Let's talk about some of the other big issues. We've got the Lighthouse downtown and everyone thinks they know the solution for that. What is your plan for that facility?
It's really interesting, back in August, no one was talking about the Lighthouse and I was the very first one to bring it up, that the Lighthouse needs a new solution. The people that are living there right now, the participants that are there, it's not fair to anyone. Would you want to be locked out from 9 a.m. in the morning until 5 p.m. in the afternoon? Mother Nature calls, we need to better than what we're doing. I've had discussions with the Lighthouse along the way with their executive director. I believe that we can find the right location for them, the provincial government has given $100,00 for the city and the city's put in another $100,000 to do another study.
We don't need more studies, we need action now. We're going to be able to do that, I believe, in a very short period of time. It's not what it started out to be, we've got different groups there. We have the homeless there, the police are using as a drunk tank, we had those that were just marginalized before that we're looking for jobs that were being trained for them. We need to be able to look at that once again and if they need to be separated, that's what we should be doing.
The new proposed public library is a big issue as well. Are you on board with moving ahead or are you on the side that says 'No, we don't need to spend that much?'
Well, first of all, we don't need to spend $135 million. Let me explain what $135 million is. That's building the Traffic Bridge and the (Chief) Mistawasis Bridge, the capital costs of them alone. I don't think we need that type of dollars invested into the library. This council, this mayor did a terrible job of bringing that forward. They didn't ask the questions, they didn't do the right things at all.

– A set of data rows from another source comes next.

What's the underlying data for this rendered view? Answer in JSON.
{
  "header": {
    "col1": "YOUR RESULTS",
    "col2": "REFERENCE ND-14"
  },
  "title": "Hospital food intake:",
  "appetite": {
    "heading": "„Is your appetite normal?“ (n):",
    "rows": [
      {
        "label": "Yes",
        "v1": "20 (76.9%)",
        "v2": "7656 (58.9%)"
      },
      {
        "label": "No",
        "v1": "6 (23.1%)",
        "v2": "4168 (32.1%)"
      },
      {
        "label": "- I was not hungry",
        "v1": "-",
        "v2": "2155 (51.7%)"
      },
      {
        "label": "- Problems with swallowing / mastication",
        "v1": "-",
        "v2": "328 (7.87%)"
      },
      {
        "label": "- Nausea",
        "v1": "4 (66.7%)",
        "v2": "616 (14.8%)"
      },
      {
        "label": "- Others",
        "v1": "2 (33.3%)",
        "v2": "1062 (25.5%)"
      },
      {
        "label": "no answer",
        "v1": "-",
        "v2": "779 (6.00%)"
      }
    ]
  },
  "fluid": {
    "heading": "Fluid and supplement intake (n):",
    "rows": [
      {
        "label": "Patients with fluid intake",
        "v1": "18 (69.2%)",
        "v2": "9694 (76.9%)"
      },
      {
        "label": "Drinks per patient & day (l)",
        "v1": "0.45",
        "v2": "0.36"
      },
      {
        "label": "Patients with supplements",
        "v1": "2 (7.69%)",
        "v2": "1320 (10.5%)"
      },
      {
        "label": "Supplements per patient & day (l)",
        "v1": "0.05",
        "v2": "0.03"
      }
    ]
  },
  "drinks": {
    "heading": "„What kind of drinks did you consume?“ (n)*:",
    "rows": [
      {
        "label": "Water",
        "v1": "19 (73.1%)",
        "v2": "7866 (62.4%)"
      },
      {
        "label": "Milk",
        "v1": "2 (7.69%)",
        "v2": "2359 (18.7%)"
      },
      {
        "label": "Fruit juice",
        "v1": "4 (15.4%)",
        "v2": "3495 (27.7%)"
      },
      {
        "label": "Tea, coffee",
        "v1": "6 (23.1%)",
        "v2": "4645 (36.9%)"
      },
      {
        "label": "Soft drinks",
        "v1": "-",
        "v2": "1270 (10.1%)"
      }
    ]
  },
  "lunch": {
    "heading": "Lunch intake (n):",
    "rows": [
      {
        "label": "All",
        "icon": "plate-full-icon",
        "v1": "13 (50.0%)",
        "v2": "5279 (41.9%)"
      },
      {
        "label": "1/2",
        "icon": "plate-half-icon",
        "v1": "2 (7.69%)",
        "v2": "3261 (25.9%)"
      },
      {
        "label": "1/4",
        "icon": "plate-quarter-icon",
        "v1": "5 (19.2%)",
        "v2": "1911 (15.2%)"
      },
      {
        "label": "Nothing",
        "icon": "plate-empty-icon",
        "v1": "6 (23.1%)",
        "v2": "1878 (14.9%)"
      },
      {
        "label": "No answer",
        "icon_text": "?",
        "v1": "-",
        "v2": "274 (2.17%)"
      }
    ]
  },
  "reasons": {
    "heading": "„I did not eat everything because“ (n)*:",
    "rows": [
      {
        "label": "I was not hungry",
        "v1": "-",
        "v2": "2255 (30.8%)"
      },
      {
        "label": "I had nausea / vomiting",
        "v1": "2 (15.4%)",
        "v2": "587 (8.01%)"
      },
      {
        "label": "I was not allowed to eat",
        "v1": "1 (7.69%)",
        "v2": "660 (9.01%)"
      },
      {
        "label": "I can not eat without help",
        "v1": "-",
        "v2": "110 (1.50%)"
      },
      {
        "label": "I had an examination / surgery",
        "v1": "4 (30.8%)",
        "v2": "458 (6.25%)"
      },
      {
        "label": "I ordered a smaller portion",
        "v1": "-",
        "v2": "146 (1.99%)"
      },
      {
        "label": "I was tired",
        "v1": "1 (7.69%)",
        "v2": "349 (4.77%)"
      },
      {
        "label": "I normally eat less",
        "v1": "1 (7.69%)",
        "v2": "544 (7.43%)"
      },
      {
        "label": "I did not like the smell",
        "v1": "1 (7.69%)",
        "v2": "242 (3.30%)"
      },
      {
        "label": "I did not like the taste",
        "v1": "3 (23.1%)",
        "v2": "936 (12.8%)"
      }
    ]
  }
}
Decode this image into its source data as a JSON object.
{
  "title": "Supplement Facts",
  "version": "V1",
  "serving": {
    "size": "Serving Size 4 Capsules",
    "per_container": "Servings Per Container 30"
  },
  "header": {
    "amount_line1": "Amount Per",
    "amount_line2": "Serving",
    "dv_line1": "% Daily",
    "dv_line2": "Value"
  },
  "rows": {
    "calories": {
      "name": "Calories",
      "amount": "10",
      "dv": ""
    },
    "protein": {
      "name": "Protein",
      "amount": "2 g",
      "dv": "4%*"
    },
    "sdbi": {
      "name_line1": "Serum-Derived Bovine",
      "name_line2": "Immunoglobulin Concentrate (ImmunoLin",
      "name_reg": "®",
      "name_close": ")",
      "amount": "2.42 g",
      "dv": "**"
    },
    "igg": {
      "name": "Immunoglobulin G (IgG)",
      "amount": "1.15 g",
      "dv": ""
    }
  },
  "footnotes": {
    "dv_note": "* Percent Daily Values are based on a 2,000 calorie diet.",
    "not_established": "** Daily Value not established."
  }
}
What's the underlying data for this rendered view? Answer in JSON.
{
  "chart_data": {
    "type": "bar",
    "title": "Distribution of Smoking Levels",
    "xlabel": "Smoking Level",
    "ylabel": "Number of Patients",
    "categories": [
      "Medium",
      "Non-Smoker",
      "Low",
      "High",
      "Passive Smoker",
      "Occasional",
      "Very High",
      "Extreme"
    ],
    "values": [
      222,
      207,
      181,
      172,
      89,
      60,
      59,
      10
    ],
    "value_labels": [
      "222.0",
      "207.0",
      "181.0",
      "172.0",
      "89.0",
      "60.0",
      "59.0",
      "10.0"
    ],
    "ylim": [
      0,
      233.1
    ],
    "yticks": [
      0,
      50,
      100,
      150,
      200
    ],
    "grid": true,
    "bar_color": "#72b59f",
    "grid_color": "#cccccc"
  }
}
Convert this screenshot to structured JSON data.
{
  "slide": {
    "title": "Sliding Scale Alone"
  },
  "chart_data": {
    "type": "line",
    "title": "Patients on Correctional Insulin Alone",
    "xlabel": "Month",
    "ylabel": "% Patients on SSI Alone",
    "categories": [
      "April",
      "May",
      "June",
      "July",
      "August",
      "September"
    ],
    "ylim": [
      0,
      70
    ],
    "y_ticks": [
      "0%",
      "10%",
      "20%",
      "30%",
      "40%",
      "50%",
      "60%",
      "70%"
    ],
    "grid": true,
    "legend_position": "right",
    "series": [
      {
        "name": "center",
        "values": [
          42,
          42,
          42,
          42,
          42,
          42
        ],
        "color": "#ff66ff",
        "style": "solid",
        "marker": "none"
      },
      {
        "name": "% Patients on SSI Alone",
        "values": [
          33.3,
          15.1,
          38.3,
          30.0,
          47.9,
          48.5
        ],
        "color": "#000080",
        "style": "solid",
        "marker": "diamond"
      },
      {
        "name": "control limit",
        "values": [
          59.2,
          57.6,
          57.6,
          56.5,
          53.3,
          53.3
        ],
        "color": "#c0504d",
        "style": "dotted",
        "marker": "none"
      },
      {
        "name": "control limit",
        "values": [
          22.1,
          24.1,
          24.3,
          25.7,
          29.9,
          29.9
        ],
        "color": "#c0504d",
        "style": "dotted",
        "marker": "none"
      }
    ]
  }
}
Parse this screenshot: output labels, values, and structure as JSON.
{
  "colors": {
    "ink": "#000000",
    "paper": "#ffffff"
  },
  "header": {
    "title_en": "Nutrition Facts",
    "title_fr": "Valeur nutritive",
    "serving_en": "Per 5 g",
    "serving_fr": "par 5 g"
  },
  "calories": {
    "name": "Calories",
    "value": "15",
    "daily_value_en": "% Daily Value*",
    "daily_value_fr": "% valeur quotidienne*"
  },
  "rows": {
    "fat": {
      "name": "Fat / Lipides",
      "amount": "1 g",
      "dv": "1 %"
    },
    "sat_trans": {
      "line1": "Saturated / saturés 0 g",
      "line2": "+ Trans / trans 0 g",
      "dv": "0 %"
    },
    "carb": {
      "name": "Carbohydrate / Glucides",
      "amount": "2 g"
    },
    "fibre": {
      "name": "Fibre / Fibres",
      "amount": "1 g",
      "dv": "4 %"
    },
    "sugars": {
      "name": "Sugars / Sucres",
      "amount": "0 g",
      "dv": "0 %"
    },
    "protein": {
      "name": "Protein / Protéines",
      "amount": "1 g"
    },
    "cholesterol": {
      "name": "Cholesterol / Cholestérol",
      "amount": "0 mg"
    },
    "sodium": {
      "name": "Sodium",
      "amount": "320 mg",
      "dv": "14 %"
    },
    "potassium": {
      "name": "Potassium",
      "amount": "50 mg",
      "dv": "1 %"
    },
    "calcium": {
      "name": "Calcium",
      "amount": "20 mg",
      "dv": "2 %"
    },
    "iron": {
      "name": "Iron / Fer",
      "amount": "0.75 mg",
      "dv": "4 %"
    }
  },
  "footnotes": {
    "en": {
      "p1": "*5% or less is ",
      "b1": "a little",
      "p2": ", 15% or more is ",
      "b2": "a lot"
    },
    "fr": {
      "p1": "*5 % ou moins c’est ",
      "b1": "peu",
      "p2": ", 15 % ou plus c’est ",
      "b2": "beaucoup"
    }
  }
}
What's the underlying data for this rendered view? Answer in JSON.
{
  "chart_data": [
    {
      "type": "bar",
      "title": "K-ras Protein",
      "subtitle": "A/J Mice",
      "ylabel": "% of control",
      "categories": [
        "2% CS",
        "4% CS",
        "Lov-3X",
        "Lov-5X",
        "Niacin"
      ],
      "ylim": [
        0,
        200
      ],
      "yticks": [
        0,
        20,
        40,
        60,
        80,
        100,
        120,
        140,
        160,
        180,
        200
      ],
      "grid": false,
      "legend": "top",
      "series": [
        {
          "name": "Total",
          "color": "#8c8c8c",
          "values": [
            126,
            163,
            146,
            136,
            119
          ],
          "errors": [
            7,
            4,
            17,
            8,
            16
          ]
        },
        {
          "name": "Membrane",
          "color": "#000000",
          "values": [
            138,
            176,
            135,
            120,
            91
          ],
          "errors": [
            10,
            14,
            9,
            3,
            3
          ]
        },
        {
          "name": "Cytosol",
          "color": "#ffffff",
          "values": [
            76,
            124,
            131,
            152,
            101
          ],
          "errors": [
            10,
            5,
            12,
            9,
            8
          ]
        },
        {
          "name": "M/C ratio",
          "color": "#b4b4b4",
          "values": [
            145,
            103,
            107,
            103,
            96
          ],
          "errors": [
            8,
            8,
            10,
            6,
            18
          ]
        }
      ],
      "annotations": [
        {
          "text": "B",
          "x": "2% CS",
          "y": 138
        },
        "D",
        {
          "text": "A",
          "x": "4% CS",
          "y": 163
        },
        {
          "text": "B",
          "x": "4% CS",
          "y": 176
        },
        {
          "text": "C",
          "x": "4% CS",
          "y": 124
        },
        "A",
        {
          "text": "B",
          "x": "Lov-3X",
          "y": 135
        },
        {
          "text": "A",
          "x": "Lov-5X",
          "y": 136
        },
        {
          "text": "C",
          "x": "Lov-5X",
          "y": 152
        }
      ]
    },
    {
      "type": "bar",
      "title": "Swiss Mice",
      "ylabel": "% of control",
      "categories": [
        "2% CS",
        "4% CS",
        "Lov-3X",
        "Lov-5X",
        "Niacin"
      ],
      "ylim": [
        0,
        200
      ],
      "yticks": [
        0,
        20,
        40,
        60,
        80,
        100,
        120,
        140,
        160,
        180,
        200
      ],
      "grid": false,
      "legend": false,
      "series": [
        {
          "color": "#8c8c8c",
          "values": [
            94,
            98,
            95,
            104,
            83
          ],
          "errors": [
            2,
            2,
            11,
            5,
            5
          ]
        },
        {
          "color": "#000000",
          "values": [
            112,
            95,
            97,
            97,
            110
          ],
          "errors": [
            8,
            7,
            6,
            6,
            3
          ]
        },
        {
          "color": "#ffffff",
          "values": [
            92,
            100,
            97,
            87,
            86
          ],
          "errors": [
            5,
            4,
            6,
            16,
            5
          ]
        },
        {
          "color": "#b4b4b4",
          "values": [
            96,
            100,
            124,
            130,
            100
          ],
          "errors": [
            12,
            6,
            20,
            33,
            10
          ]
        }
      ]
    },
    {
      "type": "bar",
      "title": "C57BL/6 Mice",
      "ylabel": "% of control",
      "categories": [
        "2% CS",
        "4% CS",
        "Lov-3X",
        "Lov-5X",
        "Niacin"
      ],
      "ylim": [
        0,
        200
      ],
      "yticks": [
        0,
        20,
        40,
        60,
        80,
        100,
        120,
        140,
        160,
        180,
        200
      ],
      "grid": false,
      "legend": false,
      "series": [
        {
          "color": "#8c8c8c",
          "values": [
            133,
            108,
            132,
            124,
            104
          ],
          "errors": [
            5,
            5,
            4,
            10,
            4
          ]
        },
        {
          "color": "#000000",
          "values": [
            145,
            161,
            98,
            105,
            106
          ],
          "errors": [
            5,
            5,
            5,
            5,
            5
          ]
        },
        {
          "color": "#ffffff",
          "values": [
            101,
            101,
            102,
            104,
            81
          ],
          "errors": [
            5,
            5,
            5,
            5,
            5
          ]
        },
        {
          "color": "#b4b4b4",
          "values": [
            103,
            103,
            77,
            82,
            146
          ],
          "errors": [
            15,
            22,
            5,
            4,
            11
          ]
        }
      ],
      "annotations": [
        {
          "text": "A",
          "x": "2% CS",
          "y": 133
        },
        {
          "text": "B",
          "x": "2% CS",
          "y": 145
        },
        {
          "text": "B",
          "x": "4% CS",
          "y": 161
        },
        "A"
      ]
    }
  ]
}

As a matter of fact on the Sept. 20 meeting of council, they should have asked the city solicitor to put this to bed once and for all. Can City Council reverse the decision that's there today? No one, had the internal fortitude to do that, including the current mayor who should have done that. We should be looking at having, for example, a lease there. (The library in Stonebridge) has a lease, they have it Station 20 West, the library has done that sort of thing already. It can be a lease to purchase, it can be in fact co-developed with a developer. They could put an office tower on top, they could put residential on top. We talk about infill in the downtown area, this a prime opportunity to do that.
On top of that, you could have put retail on the main floor. You don't have to have the entire first floor for a library, it could be a little bit on the first floor, second and third floor. There are lots of ways of looking at it. But $135 million today, I think it's extravagant at this particular point i time.
On Nov. 9, why should people put the check mark next to your name?
Because we've done it before and we'll do it again, getting this city back on track again with safer communities. We're going to make sure that we hold the taxes down, no increase in 2021 at all is what we're going to do. We're going to look at creating more jobs in our community once again, we're going to be dealing with the Lighthouse.
We're going to deal with the farmers' market and there are a whole host of other things that we need to including looking for direct investment in our community. So once again, I ask the people in the city of Saskatoon, please vote Don Atchison on Nov. 9 and go to DonAtchison.ca and we'll have a tremendous community once again.